Васнецов лишь неопределенно кивнул:
— Барсуков уже умер стоя.
Светловолосый здоровяк откуда-то из-под Вологды Барсуков, с самого начала вел себя не совсем адекватно, с трудом переносил вынужденную неволю, тосковал по дому, по родным, особенно по матери и младшей сестренке. Часто пел унылыми лагерными вечерами грустные и тягучие вологодские песни, остановившимся взглядом глядя на север, туда, где за пустынями и морями лежала где-то далеко родная Вологодчина. «Не жилец, — грустно качая головой, как-то сказал Тарасюк. — Видал я уже такое, сожрет его тоска изнутри. Если он раньше сам на себя руки не наложит». Умудренный жизненным опытом сержант на этот раз ошибся, Барсуков на себя руки не наложил. Однажды после завтрака он, посидев несколько минут, словно в трансе не реагируя на тормошение и расспросы товарищей, вдруг поднялся на ноги и тяжело зашагал на север. Он шел ни на кого не глядя, ничего не замечая вокруг, до тех пор, пока не уперся грудью в намотанную вокруг лагеря колючую проволоку. Со стоявшей рядом вышки за ним внимательно наблюдал бельгийский коммандос. С удивлением оглядев препятствие, будто только сейчас впервые узнал о его существовании, Барсуков, недолго думая, голыми руками отодрал одну из проволочных нитей от крепившего заграждение столба, поднырнул под другую и оказался по ту сторону первой линии ограды. Бельгиец на вышке вскинул автоматическую винтовку, погрозив нарушителю порядка ее хищным кургузым стволом.
— Presentez-vous immediatement en arriere! (Немедленно идите назад!)
— Лесэ муа транкиль! Же дуа але, — молитвенно сложив руки на груди и безбожно коверкая наспех заученные французские слова, простонал Барсуков, просительно глядя снизу вверх на часового.
Ответом ему был лишь энергичное движение автоматного ствола, недвусмысленно приказывавшее покинуть запретное пространство между ограждениями.
— Же дуа але! — звонко выкрикнул Барсуков и в натянутом как струна звуке этого крика чувствовалась истеричная решимость.
Выстрел грохнул, вспугнув с ветвей недалеких деревьев птичью мелочь. Солдаты невольно замерли, глядя на Барсукова, тот не обращая внимания на последнее предупреждение бельгийца, раскачивал проволоку второго ряда ограждения.
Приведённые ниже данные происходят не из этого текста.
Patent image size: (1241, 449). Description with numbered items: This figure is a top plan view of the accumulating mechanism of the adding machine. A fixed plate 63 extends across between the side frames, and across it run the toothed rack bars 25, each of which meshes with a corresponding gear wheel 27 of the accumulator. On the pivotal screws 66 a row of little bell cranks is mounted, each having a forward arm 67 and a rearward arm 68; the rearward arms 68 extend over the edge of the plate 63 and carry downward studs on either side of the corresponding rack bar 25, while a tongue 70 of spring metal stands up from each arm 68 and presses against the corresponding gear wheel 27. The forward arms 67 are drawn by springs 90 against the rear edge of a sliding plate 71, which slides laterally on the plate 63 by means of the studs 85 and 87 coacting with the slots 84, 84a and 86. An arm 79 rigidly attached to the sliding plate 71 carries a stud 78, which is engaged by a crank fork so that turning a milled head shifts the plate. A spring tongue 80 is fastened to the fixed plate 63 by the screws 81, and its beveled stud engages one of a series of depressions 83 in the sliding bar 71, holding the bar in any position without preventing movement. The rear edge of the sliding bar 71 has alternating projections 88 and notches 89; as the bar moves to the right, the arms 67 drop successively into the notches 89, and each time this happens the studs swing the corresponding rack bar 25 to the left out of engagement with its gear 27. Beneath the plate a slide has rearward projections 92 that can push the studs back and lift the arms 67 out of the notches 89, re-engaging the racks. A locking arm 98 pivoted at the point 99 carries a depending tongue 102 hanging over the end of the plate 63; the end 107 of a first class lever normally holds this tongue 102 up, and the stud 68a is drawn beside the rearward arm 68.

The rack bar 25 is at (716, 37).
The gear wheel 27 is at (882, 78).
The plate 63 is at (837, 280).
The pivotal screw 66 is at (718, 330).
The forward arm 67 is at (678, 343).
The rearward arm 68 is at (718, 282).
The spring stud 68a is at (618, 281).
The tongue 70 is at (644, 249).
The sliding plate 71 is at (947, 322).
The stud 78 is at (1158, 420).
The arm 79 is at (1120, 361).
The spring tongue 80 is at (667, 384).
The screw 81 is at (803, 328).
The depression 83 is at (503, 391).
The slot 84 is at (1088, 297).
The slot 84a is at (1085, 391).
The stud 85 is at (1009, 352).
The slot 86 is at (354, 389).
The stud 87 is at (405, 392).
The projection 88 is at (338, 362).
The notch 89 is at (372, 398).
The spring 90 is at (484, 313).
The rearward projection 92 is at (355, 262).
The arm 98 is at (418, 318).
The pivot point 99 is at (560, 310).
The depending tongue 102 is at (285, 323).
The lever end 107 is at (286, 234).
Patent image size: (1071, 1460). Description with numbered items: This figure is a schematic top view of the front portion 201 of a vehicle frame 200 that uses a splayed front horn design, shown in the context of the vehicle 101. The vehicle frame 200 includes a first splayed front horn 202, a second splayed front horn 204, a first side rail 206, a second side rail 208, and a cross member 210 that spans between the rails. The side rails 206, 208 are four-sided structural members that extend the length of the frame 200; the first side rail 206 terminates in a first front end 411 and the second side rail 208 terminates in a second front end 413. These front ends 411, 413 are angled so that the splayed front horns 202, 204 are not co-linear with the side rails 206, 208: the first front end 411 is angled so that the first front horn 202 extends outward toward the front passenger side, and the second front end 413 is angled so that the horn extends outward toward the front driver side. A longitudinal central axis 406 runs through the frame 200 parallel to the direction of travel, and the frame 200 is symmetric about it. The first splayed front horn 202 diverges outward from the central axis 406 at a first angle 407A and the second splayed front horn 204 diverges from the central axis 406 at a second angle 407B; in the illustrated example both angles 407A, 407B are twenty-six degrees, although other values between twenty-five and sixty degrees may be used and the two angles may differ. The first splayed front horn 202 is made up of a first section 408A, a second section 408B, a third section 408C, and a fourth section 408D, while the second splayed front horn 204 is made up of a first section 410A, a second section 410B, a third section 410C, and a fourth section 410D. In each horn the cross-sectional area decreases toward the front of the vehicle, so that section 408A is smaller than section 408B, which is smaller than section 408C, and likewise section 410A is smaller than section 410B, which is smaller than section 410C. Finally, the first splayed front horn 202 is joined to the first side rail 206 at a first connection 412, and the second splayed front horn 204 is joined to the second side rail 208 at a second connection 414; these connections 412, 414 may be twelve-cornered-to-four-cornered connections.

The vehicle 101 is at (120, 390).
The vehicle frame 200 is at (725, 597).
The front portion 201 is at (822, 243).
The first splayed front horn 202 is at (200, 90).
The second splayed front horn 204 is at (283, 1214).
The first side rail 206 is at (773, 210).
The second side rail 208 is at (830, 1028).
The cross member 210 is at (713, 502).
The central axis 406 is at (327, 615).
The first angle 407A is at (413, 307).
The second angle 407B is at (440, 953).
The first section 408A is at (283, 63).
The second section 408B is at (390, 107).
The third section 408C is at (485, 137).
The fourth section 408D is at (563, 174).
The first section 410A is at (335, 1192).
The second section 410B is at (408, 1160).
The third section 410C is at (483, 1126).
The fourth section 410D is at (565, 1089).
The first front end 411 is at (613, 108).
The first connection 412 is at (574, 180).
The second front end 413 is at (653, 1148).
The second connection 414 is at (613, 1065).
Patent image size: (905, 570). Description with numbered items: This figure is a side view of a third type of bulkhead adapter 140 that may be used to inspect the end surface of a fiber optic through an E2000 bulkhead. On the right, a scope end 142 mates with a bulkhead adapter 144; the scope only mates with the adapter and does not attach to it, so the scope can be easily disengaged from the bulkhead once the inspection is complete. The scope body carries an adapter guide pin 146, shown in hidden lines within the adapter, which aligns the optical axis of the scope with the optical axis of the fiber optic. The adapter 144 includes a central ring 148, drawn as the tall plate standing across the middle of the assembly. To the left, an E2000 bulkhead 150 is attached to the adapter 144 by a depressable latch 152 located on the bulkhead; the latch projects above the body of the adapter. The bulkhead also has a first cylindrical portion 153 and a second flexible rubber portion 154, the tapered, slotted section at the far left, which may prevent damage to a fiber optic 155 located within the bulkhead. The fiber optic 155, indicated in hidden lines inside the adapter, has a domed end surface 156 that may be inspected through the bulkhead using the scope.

Казалось, больше ничего в окружающем мире его в тот момент не интересовало.
— Не надо, Барсук, иди назад! — нерешительно крикнул кто-то из толпившихся у крайних палаток бойцов. — Брось, не надо!
Барсуков даже ухом не повел, словно бы и не слышал.
— Же дуа але, же дуа але… — будто заклинание твердил он себе под нос намертво затверженную фразу.
Проволока, прихваченная проржавевшими загнутыми в дерево столба гвоздями, вроде бы начала поддаваться, на месте будущего излома уже сверкнула ярким серебром металла первая трещина. По разбитым пальцам текла кровь, но Барсуков даже не замечал этого, еще не много, еще одно маленькое усилие… «Же дуа але…».
Автоматическая винтовка сухо отсекла экономную очередь. Три пули ударили русского в спину, на таком расстоянии даже при автоматическом огне разброс минимален. Сила удара разогнанного в стволе свинца швырнула нарушителя на колючку, стальные нити натянулись, удерживая вес тела, и русский беспомощно цепляясь за них слабеющими пальцами, сполз вниз, в сочную африканскую траву. Лицо, изодранное об шипы колючей проволоки, залило неестественно яркой на фоне солнечного погожего дня кровью. Впрочем, Барсукову было уже все равно, он больше не чувствовал боли. «Же дуа але…», — шепнули холодеющие губы. «Что же ты лежишь, сынок? — всплеснула руками мама Барсукова, сухонькая старушка в цветастой косынке. — Утро уж давно, пора Зорьку на выпас гнать!» «Же дуа але…» — с трудом перекатывая во рту чужие отчего-то пахнущие свежей кровью слова произнес он, удивляясь где-то глубоко внутри, зачем отвечает маме французской бессмыслицей, ведь она все равно не поймет этого языка. Он попробовал было сказать что-то по-русски, объяснить старушке, как он рад, что, наконец, ее видит, как он скучал по ней, по родному дому и даже по противной Зорьке, которую чуть свет надо гнать на выпас, он очень многое хотел сказать, может быть впервые в жизни ощутив неодолимую потребность облечь в слова те глубинные чувства, которые испытывал, но звуки застряли в горле, беспомощно булькая в кровавой жиже, пузырями алой пены вспухли на запекшихся губах и сгинули, погружаясь в подползающую темноту, а следом за ними закружился, проваливаясь в черную пропасть небытия и сам Барсуков.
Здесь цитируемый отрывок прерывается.